O ônibus de Fábio Kabral se atrasou e ele só logrou chegar no finzinho
da mesa-redonda. Mas, conseguiu se
integrar no clima do evento sem dificuldades.
Mesa Criação de Cenários Fantásticos: João M. Beraldo e Lu Ain-Zaila.
Mesa Criação de Cenários Fantásticos: Rosana Rios e Oscar Nestarez.
Criação de Cenários Fantásticos: mesa completa com a chegada de Fábio Kabral.

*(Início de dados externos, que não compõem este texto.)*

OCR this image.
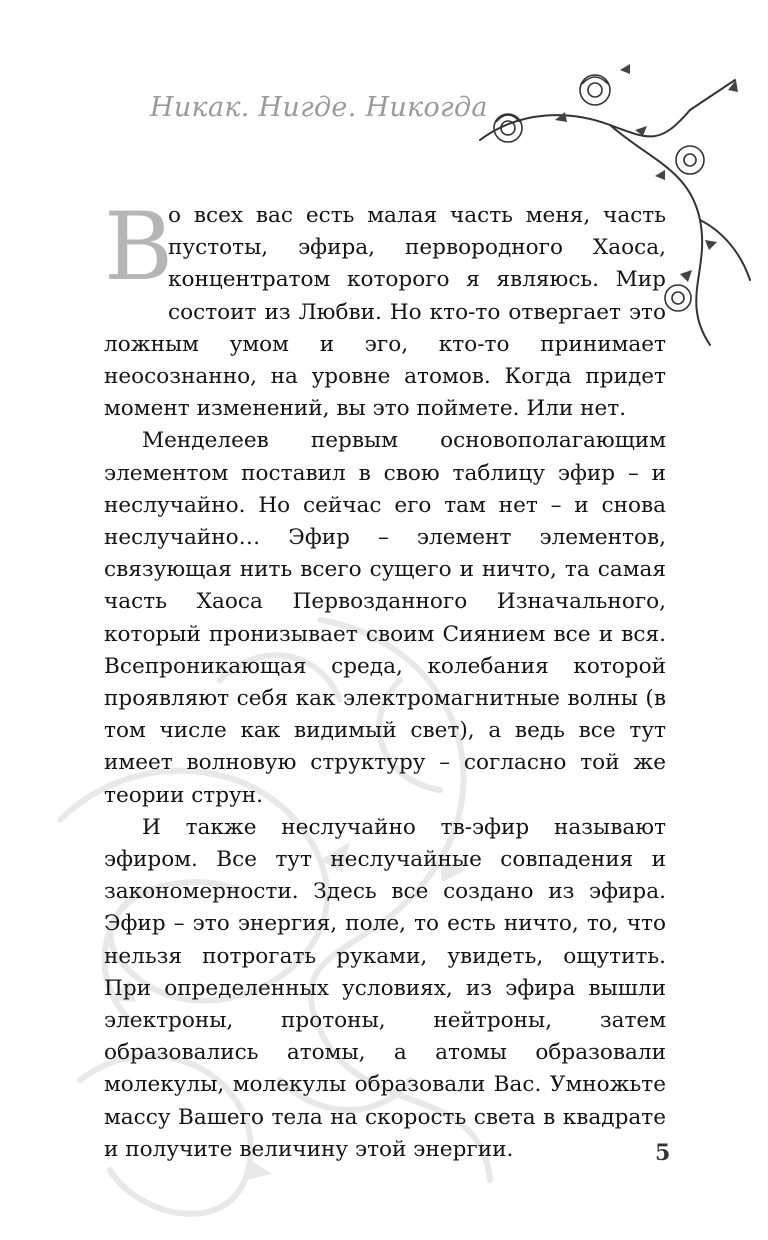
Никак. Нигде. Никогда
В

о всех вас есть малая часть меня, часть пустоты, эфира, первородного Хаоса, концентратом которого я являюсь. Мир состоит из Любви. Но кто-то отвергает это ложным умом и эго, кто-то принимает неосознанно, на уровне атомов. Когда придет момент изменений, вы это поймете. Или нет.

Менделеев первым основополагающим элементом поставил в свою таблицу эфир – и неслучайно. Но сейчас его там нет – и снова неслучайно… Эфир – элемент элементов, связующая нить всего сущего и ничто, та самая часть Хаоса Первозданного Изначального, который пронизывает своим Сиянием все и вся. Всепроникающая среда, колебания которой проявляют себя как электромагнитные волны (в том числе как видимый свет), а ведь все тут имеет волновую структуру – согласно той же теории струн.

И также неслучайно тв-эфир называют эфиром. Все тут неслучайные совпадения и закономерности. Здесь все создано из эфира. Эфир – это энергия, поле, то есть ничто, то, что нельзя потрогать руками, увидеть, ощутить. При определенных условиях, из эфира вышли электроны, протоны, нейтроны, затем образовались атомы, а атомы образовали молекулы, молекулы образовали Вас. Умножьте массу Вашего тела на скорость света в квадрате и получите величину этой энергии.	5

Mesa Criação de Cenários Fantásticos: Lu Ain-Zaila e o afrofuturismo de Sankofia.
* *
*
A terceira mesa vespertina foi “Três Não é Demais: sagas e trilogias na
literatura fantástica nacional”, com os autores Ana Lúcia Merege; Marcelo
Pascoalin; e Diego Guerra. Os três
autores discorreram com rara pertinência sobre universos ficcionais estendidos,
partindo dos exemplos clássicos das sagas da Terra
Média de J.R.R. Tolkien e da Canção
de Gelo e Fogo, de George R.R. Martin, para a estruturação de seus
próprios universos ficcionais, todos com mais de dois romances e muito mais por
vir. Do meu ponto de vista, esta foi de
longe a mesa mais interessante desta quinta-feira. Infelizmente, não pude assisti-la e
comentá-la até o fim.
Mesa Universos Ficcionais Estendidos:
Marcelo Pascoalin, Ana Lúcia Merege e Diego Guerra.
Aliás, pouco antes de sair da Casa Fantástica, Priscilla me convidou a
participar da última mesa-redonda da tarde, que começaria às 18h30: “Criaturas
Sombrias: vampiros na literatura made in
Brazil”, com Martha Argel; Ju Land; e Pietra Von Bretch, pois as duas
últimas não compareceriam ao evento. Nem
é preciso dizer o quão entusiasmado fiquei em aceitar o convite. Mas eu digo assim mesmo!J
A propósito, minha defecção ao fim da terceira mesa aconteceu por um
motivo nobre. Saí da Casa Fantástica às
17h30 (a mesa dos universos ficcionais estendidos começara oficialmente às
16h00, na prática meia hora mais tarde) e rumei a pé até a rodoviária para
buscar a Cláudia, que chegaria no ônibus da Costa Verde Rio-Paraty das
18h30. Paranoico como sempre,
superestimei as distâncias e dificuldades para alcançar o terminal rodoviário. A passos rápidos e sob as indicações corretas
de um guarda municipal, acabei chegando à rodoviária às 17h45 e isto após
passar no hostel para desovar minha mochila com notebook, tablet e livros.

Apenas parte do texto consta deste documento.